C'è ancora un giallo nella ricostruzione della dinamica dello schianto tra i due treni della Ferrotramviaria di martedì scorso. Perché non è ancora chiaro come sia possibile che le comunicazioni tra le due stazioni di Andria e Corato siano andate in tilt, nonostante il meccanismo che prevedeva il blocco telefonico della linea nel caso in cui il binario unico fosse occupato. Per questo i primi due indagati dal pool della procura di Trani sono i due capistazione, Vito Piccarreta di Andria e Alessio Porcelli di Corato e il procuratore facente funzioni Francesco Giannella sottolinea: «Parlare di un errore umano è corretto ma assolutamente riduttivo».
L'unica certezza è che il treno bianco che ha lasciato Andria non sarebbe dovuto partire, non prima che arrivasse quello giallo, in ritardo, che si era già mosso da qualche minuto da Corato, in direzione nord. L'altro elemento sicuro è che un altro treno era transitato nei minuti precedenti sul binario unico, sempre partendo da Corato, ed era passato da Andria pochi istanti prima che il convoglio diretto a Bari si muovesse col semaforo verde. L'ipotesi che il primo treno passato abbia convinto la stazione di Andria che il binario fosse libero cozza però col sistema datato ma efficiente del «blocco telefonico». Prima di dare il via libera alla partenza, Piccarreta avrebbe dovuto comunque chiamare Porcelli a Corato per chiedere semaforo verde. Porcelli, difeso dall'avvocato Massimo Chiusolo, non commenta. «Dovunque sia l'errore, io e mio marito non abbiamo nulla da dire», spiega la moglie al Giornale. Agli indagati l'avviso di garanzia, necessario anche per chiedere l'autopsia sui corpi dei tre ferrovieri rimasi uccisi in programma oggi, è arrivato soltanto nella serata di ieri. Il quarto, il capotreno Nicola Lorizzo, che viaggiava sul treno partito da Andria, unico sopravvissuto pure se ferito del personale di bordo, sarebbe stato ascoltato informalmente dalla Polfer in ospedale, e la sua posizione, anche sulla base di quanto riferito nelle prime dichiarazioni agli investigatori, sarebbe ancora all'attento vaglio degli inquirenti, così come quelle dei vertici di Ferrotramviaria e del Dirigente Movimento, il «controllore del traffico» in servizio martedì mattina (ma nessuno di loro per ora risulta indagato).
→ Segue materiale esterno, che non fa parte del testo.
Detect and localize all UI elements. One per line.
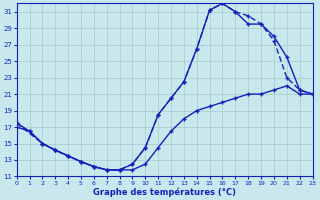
X-axis label: Graphe des températures (°C): Graphe des températures (°C) — [93, 187, 236, 197]
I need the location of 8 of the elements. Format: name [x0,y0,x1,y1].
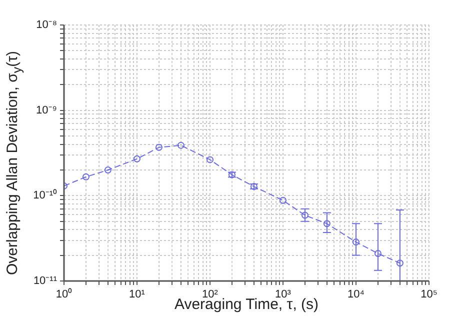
y-tick-label: 10⁻¹¹ [33,275,58,288]
x-tick-label: 10¹ [129,288,146,301]
x-tick-label: 10⁰ [56,288,72,301]
y-tick-label: 10⁻⁹ [36,104,57,116]
y-tick-label: 10⁻⁸ [36,19,57,32]
x-tick-label: 10⁴ [348,288,365,301]
y-tick-label: 10⁻¹⁰ [33,188,57,202]
x-tick-label: 10⁵ [420,288,438,301]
A chiarire la dinamica che ha portato al disastro potrebbe essere dunque solo l'incrocio dei dati ottenuti dalle scatole nere, dai video, dai registri di stazione e dai dati dei dispositivi di instradamento dei treni, mentre ieri la Polfer, delegata per le indagini dalla procura di Trani, avrebbe intanto ottenuto dall'Ustif (ufficio trasporti a impianti fissi, organo del Mit di Delrio: sono gli ispettori delle ferrovie che stanno svolgendo un'indagine interna parallela a quella dei pm) i libretti dei macchinisti deceduti e i documenti relativi alle varie abilitazioni del personale a bordo dei due treni. Se la priorità è dare una risposta al centinaio di parti lese sulle responsabilità dirette del disastro, l'inchiesta del pool di magistrati si svilupperà anche su almeno altri due filoni. Quello sulla sicurezza della ferrovia del Nord Barese, che punta a chiarire se c'erano falle strutturali nel sistema di gestione dei tratti di linea ancora a binario unico tra Bari e Barletta, è quella sui finanziamenti europei Fesr stanziati per il raddoppio e per l'ammodernamento della linea. Le toghe pugliesi vogliono insomma capire se quei soldi sono stati incassati dalla concessionaria privata del servizio di trasporto e, se sì, perché non sono stati utilizzati per lo scopo. Il direttore generale di Ferrotramviaria, Massimo Nitti, ha già detto che a frenare il raddoppio sono stati i tempi di autorizzazione della burocrazia e non certo la volontà dell'azienda.
Parlando al tg di Telenorba, Nitti si è giustificato spiegando di avere «il problema che conosciamo noi italiani: i processi autorizzativi in questa nazione sono il 60-80 per cento più lunghi di qualunque altra nazione in Europa, per non parlare poi delle gare che si appaltano e che restano ferme per qualche anno in attesa di valutazioni del Tar e del Consiglio di Stato». E ha ribadito ammonendo dal dire «che i soldi ci sono e non si spendono, almeno per quanto riguarda Ferrotramviaria». Il filone, insomma, scotta. Perché non è escluso che possa allargarsi anche al livello politico.